The volume’s dog-ears and slightly torn cover emphatically suggest some handling by some reader or readers. But perhaps none of those readers was me. I might have “borrowed” the already read copy long ago; it might have been left with me by a departing flatmate; it might have been read or attempted by a sixth form child.


 


Whatever its obscure history over nearly half a century, the book now lies before me, like a medieval memento mori, or perhaps memento legere. Its reproach is insistent and unavoidable. I must have a (another?) go..

 

I write this piece as the centenary of the publication of Ulysses falls (2 February). No middle-to-highbrow newspaper or periodical allows one not to notice.

 

In The Guardian, the Irish writer Anne Enright writes drily and perceptively. Asked by some journalist about “the burden of confronting Joyce for the contemporary Irish novelist”, she retorts that Joyce is no burden, but a boon. (She might also have pointed out that she is no “contemporary” of Joyce.)

 

In Prospect magazine, Jeremy Noel-Tod, a youngish academic, writes an engaging piece about the history of companion guides to Ulysses. Joyce himself briefed the authors of the first two, near contemporaneous, commentaries.

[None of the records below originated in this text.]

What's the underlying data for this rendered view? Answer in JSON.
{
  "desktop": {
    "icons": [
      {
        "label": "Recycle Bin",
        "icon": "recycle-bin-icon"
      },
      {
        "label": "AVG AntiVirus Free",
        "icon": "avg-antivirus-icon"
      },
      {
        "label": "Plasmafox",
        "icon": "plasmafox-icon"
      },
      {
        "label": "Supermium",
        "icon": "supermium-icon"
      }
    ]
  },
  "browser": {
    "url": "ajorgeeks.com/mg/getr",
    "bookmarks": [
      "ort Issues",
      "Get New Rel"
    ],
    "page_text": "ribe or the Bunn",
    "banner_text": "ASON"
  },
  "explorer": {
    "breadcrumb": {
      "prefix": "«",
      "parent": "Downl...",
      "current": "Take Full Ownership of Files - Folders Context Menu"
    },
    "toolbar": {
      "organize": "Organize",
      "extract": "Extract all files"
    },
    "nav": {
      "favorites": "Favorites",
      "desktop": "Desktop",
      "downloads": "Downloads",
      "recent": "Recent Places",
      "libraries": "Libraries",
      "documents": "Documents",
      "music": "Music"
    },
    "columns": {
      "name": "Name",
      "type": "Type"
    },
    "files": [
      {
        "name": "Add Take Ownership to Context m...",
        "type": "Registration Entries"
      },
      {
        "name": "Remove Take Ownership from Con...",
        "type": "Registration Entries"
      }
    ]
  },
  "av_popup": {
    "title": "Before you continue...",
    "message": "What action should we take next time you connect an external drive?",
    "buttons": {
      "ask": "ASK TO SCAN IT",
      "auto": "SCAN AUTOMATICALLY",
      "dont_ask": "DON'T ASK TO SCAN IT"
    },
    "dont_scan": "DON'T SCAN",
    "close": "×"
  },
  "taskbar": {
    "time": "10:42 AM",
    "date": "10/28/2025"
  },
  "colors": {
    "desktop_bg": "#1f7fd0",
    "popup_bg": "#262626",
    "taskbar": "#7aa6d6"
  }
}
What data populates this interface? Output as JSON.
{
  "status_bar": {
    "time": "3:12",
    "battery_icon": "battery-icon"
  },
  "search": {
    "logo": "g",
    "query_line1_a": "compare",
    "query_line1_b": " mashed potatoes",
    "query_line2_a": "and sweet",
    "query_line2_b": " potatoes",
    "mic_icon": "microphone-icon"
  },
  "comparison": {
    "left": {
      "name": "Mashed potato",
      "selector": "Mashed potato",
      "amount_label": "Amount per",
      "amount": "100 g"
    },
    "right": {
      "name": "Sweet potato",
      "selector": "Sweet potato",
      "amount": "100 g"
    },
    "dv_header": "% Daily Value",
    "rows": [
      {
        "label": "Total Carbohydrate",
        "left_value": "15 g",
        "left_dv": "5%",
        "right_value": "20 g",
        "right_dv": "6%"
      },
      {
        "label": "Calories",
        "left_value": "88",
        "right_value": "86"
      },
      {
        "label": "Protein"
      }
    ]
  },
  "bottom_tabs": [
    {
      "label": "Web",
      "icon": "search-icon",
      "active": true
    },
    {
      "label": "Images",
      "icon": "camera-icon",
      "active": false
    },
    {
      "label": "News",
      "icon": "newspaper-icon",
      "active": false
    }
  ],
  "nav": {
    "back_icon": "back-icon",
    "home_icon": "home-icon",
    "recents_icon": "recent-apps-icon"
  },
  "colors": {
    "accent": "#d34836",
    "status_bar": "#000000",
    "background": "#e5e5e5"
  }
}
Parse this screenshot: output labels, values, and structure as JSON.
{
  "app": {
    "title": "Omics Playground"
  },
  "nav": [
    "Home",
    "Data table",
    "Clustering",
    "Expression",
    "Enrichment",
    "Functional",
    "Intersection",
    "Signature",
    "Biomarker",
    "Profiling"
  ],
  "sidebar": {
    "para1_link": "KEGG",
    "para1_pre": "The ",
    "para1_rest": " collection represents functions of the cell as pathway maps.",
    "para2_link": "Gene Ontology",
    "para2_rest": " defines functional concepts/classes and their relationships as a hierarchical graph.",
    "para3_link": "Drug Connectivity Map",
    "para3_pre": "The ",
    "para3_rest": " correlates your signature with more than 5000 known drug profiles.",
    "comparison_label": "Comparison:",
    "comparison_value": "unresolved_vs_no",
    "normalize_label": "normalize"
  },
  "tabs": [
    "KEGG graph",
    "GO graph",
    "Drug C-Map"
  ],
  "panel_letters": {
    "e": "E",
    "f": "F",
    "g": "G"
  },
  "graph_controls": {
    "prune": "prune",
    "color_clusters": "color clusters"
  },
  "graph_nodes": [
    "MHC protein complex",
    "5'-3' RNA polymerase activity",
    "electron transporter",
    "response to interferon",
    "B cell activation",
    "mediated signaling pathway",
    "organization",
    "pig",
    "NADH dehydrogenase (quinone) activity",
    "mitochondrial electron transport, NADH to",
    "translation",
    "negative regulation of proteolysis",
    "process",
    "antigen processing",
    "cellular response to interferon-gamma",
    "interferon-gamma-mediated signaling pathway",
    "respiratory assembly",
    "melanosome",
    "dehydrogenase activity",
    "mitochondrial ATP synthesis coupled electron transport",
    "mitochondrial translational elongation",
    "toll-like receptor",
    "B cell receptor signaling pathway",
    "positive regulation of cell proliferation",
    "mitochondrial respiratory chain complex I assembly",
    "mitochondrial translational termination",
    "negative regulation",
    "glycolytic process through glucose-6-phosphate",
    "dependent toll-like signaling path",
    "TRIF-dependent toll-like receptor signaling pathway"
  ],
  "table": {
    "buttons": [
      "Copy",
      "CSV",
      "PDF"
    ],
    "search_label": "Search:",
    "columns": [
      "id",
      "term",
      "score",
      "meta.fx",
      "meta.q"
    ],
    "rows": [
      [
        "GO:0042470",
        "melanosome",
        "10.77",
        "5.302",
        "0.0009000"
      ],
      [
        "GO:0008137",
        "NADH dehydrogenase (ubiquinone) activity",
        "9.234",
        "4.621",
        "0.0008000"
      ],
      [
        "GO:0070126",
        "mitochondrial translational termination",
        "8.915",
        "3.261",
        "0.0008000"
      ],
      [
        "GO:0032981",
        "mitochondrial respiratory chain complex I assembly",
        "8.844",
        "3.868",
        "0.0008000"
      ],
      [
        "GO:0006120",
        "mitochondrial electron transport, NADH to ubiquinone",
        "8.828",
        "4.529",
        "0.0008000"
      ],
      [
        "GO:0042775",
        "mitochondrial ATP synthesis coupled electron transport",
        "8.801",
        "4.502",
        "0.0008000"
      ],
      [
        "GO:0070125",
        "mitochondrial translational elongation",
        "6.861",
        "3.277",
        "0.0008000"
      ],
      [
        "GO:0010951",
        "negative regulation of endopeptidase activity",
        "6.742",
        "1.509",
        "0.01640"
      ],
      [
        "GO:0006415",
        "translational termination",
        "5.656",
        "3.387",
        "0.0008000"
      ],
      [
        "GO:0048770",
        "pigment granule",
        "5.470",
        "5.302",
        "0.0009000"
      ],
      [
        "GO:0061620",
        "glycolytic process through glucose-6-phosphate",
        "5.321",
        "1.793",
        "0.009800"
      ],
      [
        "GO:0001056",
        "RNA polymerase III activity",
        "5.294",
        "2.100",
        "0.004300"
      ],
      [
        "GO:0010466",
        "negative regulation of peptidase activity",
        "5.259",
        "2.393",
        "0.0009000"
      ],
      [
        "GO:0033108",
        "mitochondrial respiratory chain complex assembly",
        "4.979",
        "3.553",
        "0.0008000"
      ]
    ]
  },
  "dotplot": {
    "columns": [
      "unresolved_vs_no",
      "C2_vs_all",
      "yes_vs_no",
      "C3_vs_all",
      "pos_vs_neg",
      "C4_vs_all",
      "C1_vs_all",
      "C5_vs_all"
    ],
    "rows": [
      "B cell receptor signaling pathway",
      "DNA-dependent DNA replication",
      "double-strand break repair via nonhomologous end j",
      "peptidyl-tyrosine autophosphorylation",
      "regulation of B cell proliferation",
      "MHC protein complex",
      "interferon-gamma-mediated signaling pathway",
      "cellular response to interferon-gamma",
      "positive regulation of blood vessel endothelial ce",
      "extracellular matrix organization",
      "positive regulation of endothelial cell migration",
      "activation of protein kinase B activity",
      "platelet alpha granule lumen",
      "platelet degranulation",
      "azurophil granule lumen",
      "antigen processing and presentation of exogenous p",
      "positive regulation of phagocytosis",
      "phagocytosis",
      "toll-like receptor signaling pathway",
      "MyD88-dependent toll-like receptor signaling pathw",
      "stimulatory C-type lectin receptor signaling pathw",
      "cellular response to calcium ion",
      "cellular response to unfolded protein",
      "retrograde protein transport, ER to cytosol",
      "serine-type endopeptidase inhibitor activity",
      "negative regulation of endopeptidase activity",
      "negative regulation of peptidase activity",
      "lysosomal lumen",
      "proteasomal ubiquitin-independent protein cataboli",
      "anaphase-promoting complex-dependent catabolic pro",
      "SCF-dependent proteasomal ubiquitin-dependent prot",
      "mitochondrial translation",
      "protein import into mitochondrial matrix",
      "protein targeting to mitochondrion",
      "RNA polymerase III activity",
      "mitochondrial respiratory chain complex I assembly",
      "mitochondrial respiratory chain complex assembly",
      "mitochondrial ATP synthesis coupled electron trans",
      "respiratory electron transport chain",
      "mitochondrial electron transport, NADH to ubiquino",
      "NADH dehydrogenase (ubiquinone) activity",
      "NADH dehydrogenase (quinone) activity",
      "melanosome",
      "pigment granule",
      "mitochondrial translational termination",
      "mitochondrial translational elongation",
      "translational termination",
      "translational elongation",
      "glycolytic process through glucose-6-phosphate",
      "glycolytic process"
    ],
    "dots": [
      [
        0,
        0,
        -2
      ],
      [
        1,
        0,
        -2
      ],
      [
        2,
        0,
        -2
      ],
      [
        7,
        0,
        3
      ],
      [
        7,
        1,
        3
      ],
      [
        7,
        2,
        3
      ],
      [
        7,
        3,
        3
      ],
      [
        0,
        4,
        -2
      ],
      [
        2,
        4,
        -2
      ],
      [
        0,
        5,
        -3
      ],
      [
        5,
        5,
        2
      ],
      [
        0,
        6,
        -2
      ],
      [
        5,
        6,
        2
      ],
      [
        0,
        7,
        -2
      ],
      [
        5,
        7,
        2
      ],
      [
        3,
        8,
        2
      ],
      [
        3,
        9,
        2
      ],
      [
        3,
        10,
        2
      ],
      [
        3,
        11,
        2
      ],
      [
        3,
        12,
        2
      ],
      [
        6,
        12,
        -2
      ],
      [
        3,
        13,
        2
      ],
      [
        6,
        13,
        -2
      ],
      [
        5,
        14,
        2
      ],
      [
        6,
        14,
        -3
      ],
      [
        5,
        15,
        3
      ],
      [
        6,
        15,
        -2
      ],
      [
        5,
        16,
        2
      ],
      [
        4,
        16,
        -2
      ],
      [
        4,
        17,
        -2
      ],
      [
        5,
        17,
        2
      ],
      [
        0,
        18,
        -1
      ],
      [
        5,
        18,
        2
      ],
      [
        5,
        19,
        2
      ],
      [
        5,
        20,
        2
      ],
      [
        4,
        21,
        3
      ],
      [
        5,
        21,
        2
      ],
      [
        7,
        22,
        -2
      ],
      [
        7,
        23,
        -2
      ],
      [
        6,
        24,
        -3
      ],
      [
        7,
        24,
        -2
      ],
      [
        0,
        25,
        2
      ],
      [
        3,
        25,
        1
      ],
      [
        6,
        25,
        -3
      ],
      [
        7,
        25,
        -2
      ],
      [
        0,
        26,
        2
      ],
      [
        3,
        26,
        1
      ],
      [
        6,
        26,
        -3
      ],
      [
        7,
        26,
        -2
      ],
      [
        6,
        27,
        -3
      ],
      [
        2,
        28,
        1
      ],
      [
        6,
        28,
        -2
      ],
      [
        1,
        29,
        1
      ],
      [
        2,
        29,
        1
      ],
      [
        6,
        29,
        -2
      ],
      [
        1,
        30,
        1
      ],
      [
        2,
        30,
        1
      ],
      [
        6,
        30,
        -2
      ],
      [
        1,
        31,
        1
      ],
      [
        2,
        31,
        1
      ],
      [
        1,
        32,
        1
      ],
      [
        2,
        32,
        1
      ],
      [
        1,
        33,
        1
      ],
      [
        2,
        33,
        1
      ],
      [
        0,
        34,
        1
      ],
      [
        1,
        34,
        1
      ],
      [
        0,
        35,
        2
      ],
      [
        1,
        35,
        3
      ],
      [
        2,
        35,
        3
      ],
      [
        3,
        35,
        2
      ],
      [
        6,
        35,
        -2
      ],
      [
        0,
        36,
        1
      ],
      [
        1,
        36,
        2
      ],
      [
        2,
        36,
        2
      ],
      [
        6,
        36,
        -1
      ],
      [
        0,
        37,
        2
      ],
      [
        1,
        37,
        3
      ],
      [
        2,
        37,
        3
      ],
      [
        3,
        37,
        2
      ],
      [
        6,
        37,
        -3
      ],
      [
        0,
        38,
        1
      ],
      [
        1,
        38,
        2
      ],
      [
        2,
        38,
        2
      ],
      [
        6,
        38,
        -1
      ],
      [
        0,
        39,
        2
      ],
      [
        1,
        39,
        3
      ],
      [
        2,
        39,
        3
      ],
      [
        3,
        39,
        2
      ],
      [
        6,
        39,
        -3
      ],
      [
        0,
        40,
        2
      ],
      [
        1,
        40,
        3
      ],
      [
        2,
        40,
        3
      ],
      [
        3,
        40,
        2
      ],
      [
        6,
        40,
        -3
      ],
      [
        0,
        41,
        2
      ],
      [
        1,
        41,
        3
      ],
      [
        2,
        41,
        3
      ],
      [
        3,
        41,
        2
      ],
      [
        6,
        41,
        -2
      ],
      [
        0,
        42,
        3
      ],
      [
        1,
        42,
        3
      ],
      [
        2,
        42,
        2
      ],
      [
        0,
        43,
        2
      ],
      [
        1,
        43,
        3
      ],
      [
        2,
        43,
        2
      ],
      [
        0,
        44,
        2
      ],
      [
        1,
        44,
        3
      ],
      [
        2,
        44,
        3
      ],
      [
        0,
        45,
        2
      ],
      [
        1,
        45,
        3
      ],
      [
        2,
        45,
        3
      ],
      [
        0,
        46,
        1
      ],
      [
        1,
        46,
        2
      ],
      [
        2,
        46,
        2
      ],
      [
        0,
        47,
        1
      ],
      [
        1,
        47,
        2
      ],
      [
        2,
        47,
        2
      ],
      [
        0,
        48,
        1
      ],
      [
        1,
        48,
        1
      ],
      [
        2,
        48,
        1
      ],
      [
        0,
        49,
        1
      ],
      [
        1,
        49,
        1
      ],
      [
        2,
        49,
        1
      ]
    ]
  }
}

He knew that, without author’s clues, the book would be too much of a puzzle. (My Penguin is piloted by the eminent scholar Richard Ellmann.)

 

I can’t just sit and nod along to these and doubtless many other proclamations of admiration. More reasons to read the thing.

 

One unfortunate by-product of the Joyce-Fest is that the term “modernism” is being bandied about copiously. Ulysses is deemed to be a paradigm of literary modernism, inevitably paired with TS Eliot’s The Waste Land (oh yes, that centenary falls later this year).

 

Anne Enright writes: “Joyce refused to fix the meaning of words on the page and left the reader to fend for themselves”. May we say the same for the word “modernism”? It is surely a portmanteau and tautological term, which embraces pretty much all artistic, literary and philosophical movements since about 1870, no matter how diffuse or, indeed, opposed such movements are or were.

 

Fascism is modernist, Leninism is modernist, TS Eliot, the High Anglican, is modernist. And so on, ad many finitums. 

 

At least, as I understand, with architecture the concept has a relatively simple reference. It is design that celebrates the materials of modern building, especially steel, concrete and glass. Especially, in Brutalist form, concrete (regard London’s South Bank structures of the 1950s). 

 

Otherwise, my advice is: faced with any debate about modernism, include yourself out.